While some may hold the banner of perfection high above their heads, there does exist a greater possibility that too much time on an idea, concept, or melody can ultimately reduce the original promise to something that's over complicated and unworkable.
This is especially true with music. If you think about it, some of the best songs you'll ever write tend to be songs that just flowed out of you. You didn't really think, you just played. I know for me, I've written some of my best works when I was actually giving a class, or a demonstration. I'd just throw some stuff down quickly, for the sake of time. Then, before you know it, I'm jamming out and it just sounds good.
After doing this a few times, I decided that it was time to figure out the formula for this lightning creativity. And, here's what I came up with'"The 5-Minute Rule. Try it, and see if it works for you.

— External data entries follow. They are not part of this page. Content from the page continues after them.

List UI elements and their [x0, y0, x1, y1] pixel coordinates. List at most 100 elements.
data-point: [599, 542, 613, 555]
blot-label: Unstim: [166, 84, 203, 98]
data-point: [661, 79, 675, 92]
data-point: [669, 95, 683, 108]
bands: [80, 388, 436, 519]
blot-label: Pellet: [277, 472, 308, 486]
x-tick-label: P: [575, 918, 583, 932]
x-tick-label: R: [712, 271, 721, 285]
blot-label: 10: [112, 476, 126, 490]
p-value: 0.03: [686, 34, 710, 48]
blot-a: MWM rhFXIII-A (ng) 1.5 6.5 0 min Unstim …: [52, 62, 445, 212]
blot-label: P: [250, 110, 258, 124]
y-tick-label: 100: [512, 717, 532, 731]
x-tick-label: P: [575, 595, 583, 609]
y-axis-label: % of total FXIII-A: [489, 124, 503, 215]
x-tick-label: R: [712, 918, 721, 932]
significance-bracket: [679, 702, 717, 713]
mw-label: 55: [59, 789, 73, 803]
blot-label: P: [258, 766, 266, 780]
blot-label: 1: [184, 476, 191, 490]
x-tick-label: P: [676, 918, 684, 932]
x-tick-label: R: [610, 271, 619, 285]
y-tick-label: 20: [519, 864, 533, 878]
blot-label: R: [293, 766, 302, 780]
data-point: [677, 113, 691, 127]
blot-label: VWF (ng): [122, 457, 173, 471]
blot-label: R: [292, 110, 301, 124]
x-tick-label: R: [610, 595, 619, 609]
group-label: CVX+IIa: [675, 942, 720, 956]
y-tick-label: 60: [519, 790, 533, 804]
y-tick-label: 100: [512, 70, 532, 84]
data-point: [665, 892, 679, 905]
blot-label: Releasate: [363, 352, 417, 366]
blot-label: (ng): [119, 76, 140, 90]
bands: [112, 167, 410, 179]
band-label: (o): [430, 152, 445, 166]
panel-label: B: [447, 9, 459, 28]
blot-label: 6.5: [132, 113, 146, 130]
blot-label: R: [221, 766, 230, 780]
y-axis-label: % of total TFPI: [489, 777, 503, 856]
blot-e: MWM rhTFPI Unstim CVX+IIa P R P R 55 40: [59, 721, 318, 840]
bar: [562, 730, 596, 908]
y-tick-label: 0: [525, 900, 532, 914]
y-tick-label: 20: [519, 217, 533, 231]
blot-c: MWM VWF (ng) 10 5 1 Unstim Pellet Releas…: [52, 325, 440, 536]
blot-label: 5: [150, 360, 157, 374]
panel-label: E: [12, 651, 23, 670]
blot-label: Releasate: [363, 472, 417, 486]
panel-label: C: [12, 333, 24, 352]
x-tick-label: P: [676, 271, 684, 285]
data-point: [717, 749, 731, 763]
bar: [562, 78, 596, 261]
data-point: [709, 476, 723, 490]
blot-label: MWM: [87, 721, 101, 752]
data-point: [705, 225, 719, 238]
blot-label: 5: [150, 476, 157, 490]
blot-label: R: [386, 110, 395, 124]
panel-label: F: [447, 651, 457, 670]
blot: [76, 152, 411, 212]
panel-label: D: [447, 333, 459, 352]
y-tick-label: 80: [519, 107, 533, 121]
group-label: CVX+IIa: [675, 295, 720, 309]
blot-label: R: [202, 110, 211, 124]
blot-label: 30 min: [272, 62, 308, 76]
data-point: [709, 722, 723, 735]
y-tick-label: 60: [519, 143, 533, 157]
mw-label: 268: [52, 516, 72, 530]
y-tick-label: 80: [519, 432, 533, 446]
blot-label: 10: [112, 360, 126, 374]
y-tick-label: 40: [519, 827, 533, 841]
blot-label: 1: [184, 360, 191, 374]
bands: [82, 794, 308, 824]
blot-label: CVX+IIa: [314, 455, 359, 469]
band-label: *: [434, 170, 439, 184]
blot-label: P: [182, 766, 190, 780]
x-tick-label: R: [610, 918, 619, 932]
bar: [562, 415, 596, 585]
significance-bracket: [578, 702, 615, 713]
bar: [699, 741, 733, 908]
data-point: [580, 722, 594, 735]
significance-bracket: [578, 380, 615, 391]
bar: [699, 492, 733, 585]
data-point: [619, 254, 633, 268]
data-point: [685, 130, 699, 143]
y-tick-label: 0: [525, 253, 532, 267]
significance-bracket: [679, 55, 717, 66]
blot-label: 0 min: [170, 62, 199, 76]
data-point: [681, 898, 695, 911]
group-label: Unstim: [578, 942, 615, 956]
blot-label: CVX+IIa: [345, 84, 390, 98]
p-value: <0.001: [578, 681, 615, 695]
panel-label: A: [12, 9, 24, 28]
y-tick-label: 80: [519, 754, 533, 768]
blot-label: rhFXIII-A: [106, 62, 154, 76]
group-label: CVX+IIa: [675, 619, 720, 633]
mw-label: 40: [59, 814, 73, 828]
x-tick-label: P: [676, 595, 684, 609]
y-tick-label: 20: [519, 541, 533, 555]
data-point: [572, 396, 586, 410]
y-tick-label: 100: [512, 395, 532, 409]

Step 1 - Play, but don't think...
Start off with any instrument within your DAW, hands, or even whistle. Don't think about it, just record whatever comes to mind. It doesn't have to be good, it doesn't even have to feel right. Just do it! Though, I would suggest keeping the recording somewhere in between 8 to 16 measures. You don't necessarily know if this will be a chorus, intro, or what not. But, it is good to have it segmented with some sense of organization. Plus, you want to be able to loop, right?
You may be tempted to start off with a favorite patch, or something familiar. I, personally, would advise an instrument, or patch that you've never used. Remember, you can always change it later.